I am a big proponent of Polars for data analysis. It combines the ease of Python with the speed of Rust. In many cases it allows working with very large datasets very convenient. I have even written about it before on this blog.

Despite the nice things I wrote above about Polars above, it is still a work in progress. One big issue it has is less than ideal memory management when working with very large dataframes as discussed in this ticket on github. I have seen similar issues with Polars, where for no explicable reason it will run my machine out of memory. Below is a simplified example of a situation that I have run into this problem.

This example is in the middle of a processing pipeline. I have created a set of Parquet files in which I am including an ff column because I want to be able to filter on it.

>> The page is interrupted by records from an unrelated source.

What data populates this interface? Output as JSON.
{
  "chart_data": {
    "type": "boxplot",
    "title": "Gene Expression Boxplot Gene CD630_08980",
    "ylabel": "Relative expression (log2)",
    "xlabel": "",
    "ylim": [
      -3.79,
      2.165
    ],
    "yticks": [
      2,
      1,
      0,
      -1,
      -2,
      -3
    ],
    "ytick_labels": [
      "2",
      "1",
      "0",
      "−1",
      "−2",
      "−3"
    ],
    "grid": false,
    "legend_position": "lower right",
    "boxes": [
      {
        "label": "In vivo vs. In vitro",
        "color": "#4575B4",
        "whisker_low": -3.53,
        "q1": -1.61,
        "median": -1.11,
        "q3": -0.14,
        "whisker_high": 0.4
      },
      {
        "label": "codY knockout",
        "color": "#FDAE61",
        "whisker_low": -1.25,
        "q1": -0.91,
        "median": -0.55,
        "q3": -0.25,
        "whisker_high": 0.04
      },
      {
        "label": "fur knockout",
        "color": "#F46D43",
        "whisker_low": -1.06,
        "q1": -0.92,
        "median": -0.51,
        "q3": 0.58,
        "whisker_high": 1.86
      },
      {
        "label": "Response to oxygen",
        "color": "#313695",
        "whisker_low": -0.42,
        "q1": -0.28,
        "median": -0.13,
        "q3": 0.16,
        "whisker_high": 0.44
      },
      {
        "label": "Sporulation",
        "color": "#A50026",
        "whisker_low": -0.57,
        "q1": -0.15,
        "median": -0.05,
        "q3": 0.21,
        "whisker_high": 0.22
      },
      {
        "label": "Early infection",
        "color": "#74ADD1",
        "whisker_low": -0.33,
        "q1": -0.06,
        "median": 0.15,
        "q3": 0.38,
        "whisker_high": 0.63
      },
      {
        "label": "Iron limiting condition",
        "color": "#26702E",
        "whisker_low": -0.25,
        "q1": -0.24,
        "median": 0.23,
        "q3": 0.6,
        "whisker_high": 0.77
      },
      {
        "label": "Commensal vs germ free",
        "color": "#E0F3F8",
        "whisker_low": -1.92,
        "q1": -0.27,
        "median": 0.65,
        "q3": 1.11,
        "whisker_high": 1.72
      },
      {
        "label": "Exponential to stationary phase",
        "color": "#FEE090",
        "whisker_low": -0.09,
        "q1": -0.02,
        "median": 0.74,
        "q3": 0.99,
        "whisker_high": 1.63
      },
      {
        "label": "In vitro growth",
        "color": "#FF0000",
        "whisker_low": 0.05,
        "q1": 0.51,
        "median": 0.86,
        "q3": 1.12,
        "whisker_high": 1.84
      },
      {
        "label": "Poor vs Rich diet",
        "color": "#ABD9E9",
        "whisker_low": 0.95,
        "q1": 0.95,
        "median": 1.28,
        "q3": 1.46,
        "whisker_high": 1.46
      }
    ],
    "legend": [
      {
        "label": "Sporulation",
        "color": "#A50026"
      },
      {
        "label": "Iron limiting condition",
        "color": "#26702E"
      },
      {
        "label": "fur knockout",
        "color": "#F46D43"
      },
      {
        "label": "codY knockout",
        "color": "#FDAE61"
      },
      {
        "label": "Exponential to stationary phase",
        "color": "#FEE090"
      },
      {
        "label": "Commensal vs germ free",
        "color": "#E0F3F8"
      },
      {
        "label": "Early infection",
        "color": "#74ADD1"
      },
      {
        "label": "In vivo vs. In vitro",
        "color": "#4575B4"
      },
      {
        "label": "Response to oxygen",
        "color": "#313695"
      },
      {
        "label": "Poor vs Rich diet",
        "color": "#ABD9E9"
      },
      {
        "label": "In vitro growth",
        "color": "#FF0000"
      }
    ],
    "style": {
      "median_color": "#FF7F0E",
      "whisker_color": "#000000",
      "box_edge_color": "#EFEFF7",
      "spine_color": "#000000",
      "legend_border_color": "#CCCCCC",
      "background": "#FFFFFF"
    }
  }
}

The entire set of Parquet files in dirname would not fit in memory, but a subset will, and I can process these subsets separately and combine the reduced dataframes at the end to achieve the same result. The distribution of values in ff is very even, meaning that each subset uses very closely the same amount of memory. Because ff is in the Parquet files, Polars can use predicate pushdown to filter on ff at the read step, meaning that the full dataset is never read into memory.

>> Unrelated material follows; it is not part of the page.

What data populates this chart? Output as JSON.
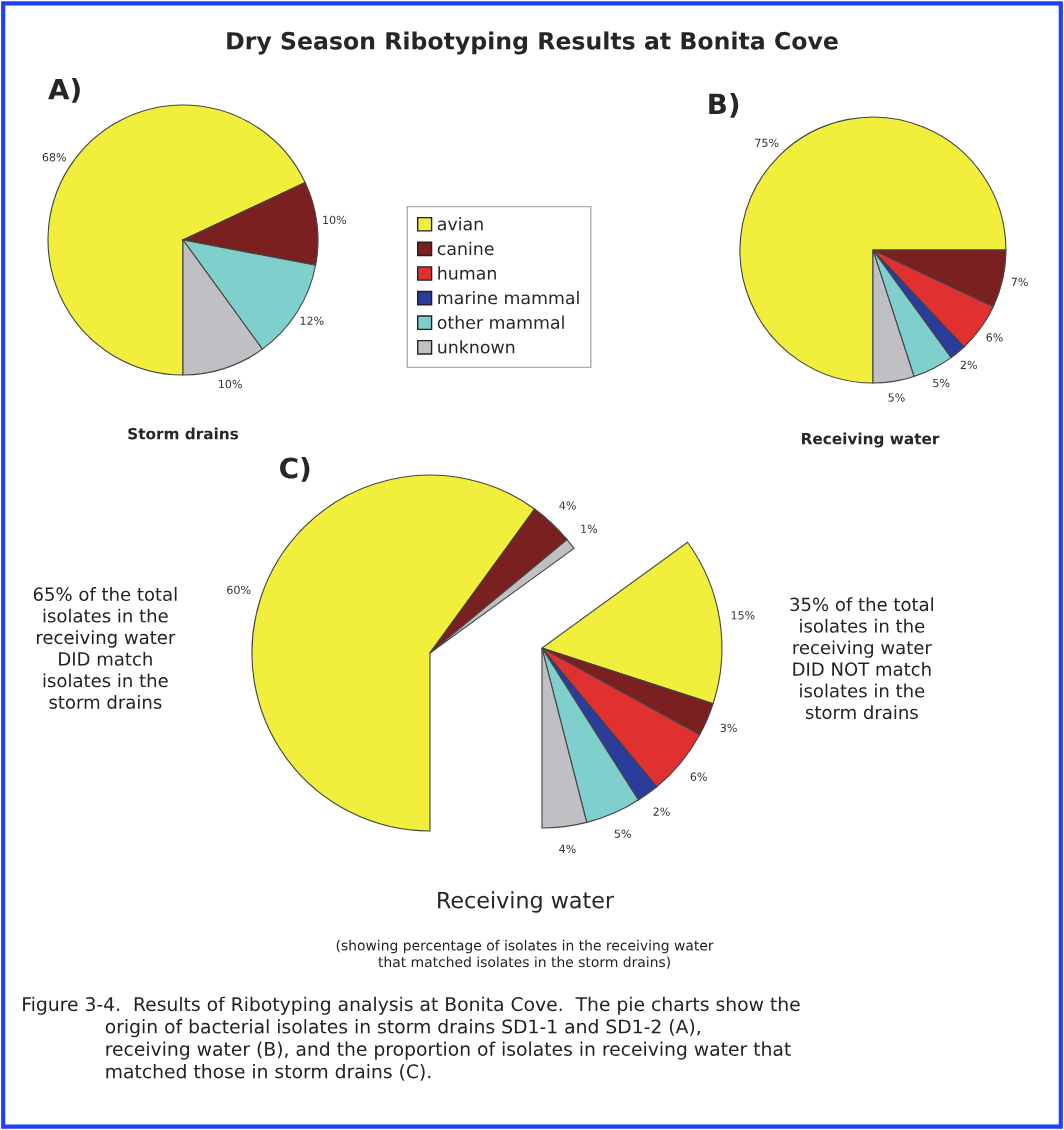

Indeed, the first few loops of this process work quite well. The filtered subsets fit into memory, and reduced dataframes are calculated. However, eventually Polars stops managing memory correctly and things go bad, and the machine runs out of memory.

import polars as pl

data = pl.scan_parquet(dirname)

reduced = []

# this will eventually run out of memory
for ff in range(N):
    print("doing", ff)
    # note that data is untouched each cycle
    data1 = data.filter(pl.col("ff") == ff)
    # Do some various LazyFrame manipulations on data1; we don't call
    # .collect() until below
    reduced.append(data1.collect())

reduced_data = pl.concat(reduced)

If the situation is amenable, there is a way around this. By running the Polars steps in a subprocess using multiprocessing, we can force Polars to free memory after each cycle by shutting down the process that runs Polars every cycle. Of course, there is a little bit of additional overhead here. Starting the subprocess takes a little time, as does re-scanning the directory of files in scan_parquet(). There is also some cost in un/pickling the reduced dataframe between the main process and the Polars subprocess. But if the data is large enough to resort to chunking like this, these extra costs are rounding errors, and are not worth worrying about.

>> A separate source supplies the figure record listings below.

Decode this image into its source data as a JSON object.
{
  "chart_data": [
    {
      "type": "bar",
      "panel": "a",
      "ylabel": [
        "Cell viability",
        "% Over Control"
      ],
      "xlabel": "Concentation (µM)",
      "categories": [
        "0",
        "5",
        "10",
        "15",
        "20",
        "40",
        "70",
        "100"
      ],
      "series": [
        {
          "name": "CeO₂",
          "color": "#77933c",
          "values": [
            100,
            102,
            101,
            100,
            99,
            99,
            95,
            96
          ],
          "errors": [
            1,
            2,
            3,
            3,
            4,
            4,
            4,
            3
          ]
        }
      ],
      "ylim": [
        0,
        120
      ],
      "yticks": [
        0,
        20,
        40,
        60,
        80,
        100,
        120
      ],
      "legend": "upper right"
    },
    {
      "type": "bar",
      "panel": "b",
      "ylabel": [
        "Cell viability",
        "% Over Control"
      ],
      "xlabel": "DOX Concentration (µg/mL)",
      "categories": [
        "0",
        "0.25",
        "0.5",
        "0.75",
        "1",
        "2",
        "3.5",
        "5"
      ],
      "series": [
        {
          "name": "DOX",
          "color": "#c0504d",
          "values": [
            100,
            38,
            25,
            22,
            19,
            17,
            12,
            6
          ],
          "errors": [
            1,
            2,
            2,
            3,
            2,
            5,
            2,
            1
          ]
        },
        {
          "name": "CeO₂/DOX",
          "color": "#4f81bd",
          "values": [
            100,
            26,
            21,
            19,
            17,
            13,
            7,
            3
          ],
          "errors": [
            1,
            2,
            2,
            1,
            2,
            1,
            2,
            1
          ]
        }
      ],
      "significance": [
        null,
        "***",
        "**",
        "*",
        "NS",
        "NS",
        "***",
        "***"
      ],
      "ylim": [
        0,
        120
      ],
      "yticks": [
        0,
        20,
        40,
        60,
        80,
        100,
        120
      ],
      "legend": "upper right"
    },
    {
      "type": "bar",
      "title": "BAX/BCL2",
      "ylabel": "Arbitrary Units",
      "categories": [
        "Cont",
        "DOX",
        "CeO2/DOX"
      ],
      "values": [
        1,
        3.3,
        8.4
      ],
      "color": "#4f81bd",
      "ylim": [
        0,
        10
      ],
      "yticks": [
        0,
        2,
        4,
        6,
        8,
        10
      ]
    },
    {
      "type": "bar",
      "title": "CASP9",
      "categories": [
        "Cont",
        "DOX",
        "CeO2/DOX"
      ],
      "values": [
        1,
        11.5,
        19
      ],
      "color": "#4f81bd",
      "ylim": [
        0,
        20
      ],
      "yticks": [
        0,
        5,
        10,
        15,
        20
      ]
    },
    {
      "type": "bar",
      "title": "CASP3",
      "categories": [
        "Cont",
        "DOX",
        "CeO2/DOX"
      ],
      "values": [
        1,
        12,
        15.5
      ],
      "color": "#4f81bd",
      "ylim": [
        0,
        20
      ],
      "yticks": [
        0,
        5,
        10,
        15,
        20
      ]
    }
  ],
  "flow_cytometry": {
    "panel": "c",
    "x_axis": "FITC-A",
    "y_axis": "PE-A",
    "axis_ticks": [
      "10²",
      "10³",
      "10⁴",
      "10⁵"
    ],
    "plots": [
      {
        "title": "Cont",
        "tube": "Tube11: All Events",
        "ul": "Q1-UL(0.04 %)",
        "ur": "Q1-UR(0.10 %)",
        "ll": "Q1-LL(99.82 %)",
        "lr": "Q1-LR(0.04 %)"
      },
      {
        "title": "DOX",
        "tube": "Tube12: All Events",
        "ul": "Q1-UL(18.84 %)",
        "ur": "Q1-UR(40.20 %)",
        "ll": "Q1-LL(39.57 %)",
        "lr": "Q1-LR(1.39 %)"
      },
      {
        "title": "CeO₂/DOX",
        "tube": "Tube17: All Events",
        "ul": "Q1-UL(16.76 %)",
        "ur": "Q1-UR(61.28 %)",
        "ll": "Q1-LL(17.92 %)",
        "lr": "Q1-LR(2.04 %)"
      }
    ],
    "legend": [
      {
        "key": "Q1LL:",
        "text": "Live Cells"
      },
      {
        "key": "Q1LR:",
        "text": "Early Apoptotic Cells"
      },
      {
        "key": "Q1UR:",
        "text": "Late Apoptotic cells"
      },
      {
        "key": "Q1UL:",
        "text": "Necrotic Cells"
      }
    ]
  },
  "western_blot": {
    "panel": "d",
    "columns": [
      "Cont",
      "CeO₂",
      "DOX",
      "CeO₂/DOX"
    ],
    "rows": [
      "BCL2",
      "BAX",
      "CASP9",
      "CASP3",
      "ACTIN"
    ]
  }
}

from multiprocessing import Process, Queue, set_start_method

def worker(dirname, ff, out_q):
    data = pl.scan_parquet(dirname)
    data = data.filter(pl.col("ff") == ff)
    # Do some various LazyFrame manipulations on data; we don't call
    # .collect() until below
    out_q.put(data.collect())

if __name__ == "__main__":
    set_start_method("spawn")

    out_q = Queue()

    # this works to completion
    for ff in range(N):
        print("doing", ff)
        p = Process(target=worker, args=(dirname, ff, out_q), daemon=True)
        p.start()
        reduced.append(out_q.get())
        p.join()

    reduced_data = pl.concat(reduced)

I think this trick very simply illustrates the way that Polars is currently mismanaging memory. The two examples above are doing the same basic thing, but one works and the other doesn't. In fact, if I run the two methods above and watch memory use in real time, the two methods have similar behavior for some number of cycles. The memory use goes up and down as the filtered data is processed and cleaned up each cycle. This indicates that Polars can do memory management correctly, but for some reason after too many cycles, Polars stops freeing memory. In the github ticket linked above, it's suggested that a fix might have a performance cost. Hopefully something can be done about this that both prevents the memory leak and doesn't cost too much in performance. For now, this trick can be useful in the right situations.